Chinese aviation recovering with April passenger numbers back to a third of pre-pandemic levels Published: 2020/4/23 4:07:45

An airplane from China Eastern Airlines at the Beijing Daxing International Airport Photo: Courtesy of China Eastern Airlines

The Chinese aviation industry is on track to make a smooth recovery amid the backdrop of work resumption across the country, as April data shows that passenger transport traffic is back to one third of the level it was before the outbreak of COVID-19.

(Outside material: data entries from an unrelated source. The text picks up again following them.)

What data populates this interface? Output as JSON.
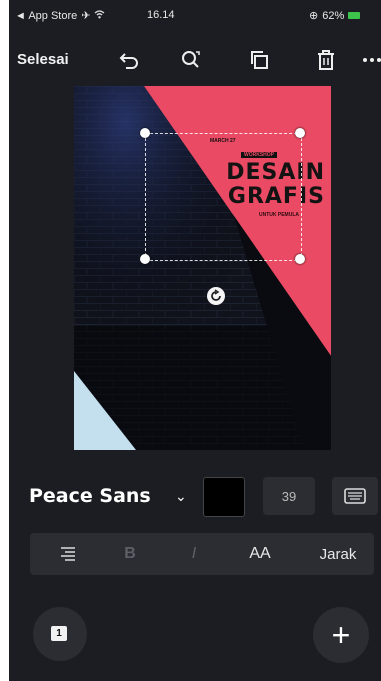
{
  "status_bar": {
    "carrier": "◄ App Store",
    "time": "16.14",
    "battery": "62%"
  },
  "toolbar": {
    "done_label": "Selesai",
    "icons": [
      "undo-icon",
      "search-icon",
      "copy-icon",
      "trash-icon",
      "more-icon"
    ]
  },
  "poster": {
    "small_top": "MARCH 27",
    "label_workshop": "WORKSHOP",
    "title_line1": "DESAIN",
    "title_line2": "GRAFIS",
    "subtitle": "UNTUK PEMULA",
    "colors": {
      "red": "#ea4a63",
      "light_blue": "#c4e0ef",
      "navy": "#152047"
    }
  },
  "text_tools": {
    "font_name": "Peace Sans",
    "font_chevron": "⌄",
    "font_size": "39",
    "text_color": "#000000",
    "keyboard_icon": "keyboard-icon",
    "format_buttons": {
      "align": "align-right-icon",
      "bold": "B",
      "italic": "I",
      "case": "AA",
      "spacing": "Jarak"
    }
  },
  "bottom": {
    "page_count": "1",
    "add_label": "+"
  }
}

As of April 21, average daily passenger transportation in the month by civil aviation had reached 494,400 passengers, an increase of 7.9 percent compared with March. That's around 29 percent of the passenger traffic from the same period last year, Jin Junhao, an official with the Civil Aviation Administration of China (CAAC) said on Wednesday.

In the past week, April 15-21, average daily passenger transportation of civil aviation has recovered to 530,900, an increase of 15.8 percent compared with March, again about 29 percent of the passenger traffic at the same time last year, he said.

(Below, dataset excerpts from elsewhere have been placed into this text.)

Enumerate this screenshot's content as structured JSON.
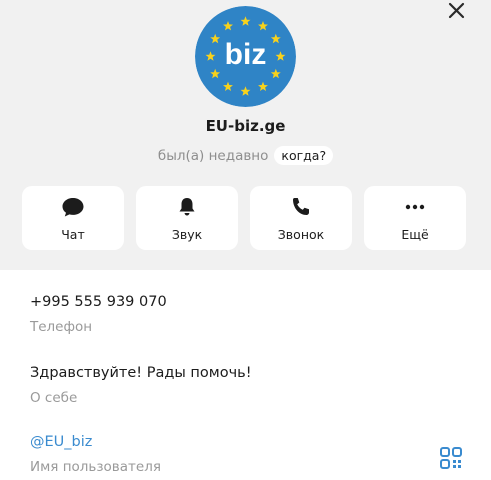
{
  "profile": {
    "avatar_text": "biz",
    "name": "EU-biz.ge",
    "status": "был(а) недавно",
    "status_when": "когда?"
  },
  "actions": [
    {
      "label": "Чат",
      "icon": "chat-bubble-icon"
    },
    {
      "label": "Звук",
      "icon": "bell-icon"
    },
    {
      "label": "Звонок",
      "icon": "phone-icon"
    },
    {
      "label": "Ещё",
      "icon": "more-dots-icon"
    }
  ],
  "info": {
    "phone_value": "+995 555 939 070",
    "phone_label": "Телефон",
    "about_value": "Здравствуйте! Рады помочь!",
    "about_label": "О себе",
    "username_value": "@EU_biz",
    "username_label": "Имя пользователя"
  },
  "colors": {
    "avatar_bg": "#2f84c6",
    "star": "#f8d21c",
    "link": "#3a8bcf",
    "accent": "#3a8bcf"
  }
}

He added that average daily flight frequency is 6,993, an increase of 7 percent from March.

"Domestic passenger flights have shown a recovery trend recently, and that trend started in late February," Jin said.

In March, civil aviation transported 458,300 passengers per day, an increase of 69.8 percent from February; the average daily flight frequency was 6,538, compared with February, an increase of 20.5 percent, CAAC said.

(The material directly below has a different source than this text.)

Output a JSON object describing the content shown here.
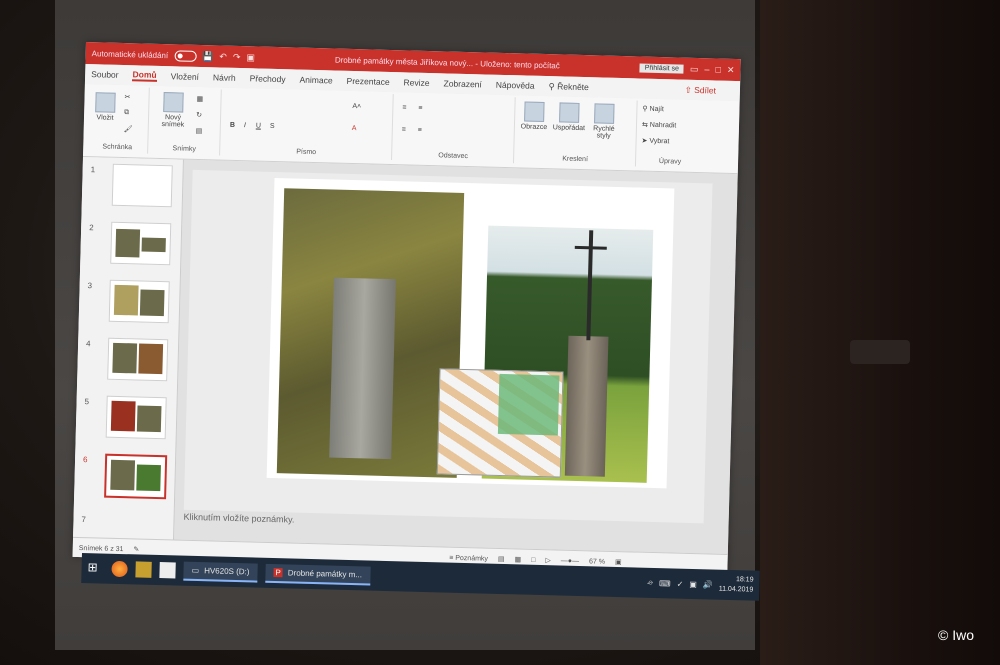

Affected by the epidemic, passenger traffic and flights have fallen sharply since January 23, and dropped to their lowest level since the outbreak on February 13, with a single-day passenger traffic of 132,900, which was 93.2 percent less than before the outbreak, CAAC said.

The International Air Transport Association said in a report on Tuesday that domestic demand began to recover when the rate of new COVID-19 infections in China fell into single digits and rapidly headed towards zero.

While there was an early upswing from mid-February through the first week of March, the number of domestic flights plateaued at just over 40 percent of pre-COVID-19 levels.

But it warned that actual demand is expected to be significantly weaker as load factors on these flights are reported to be low.

China accounts for some 24 percent of all domestic passengers in the world.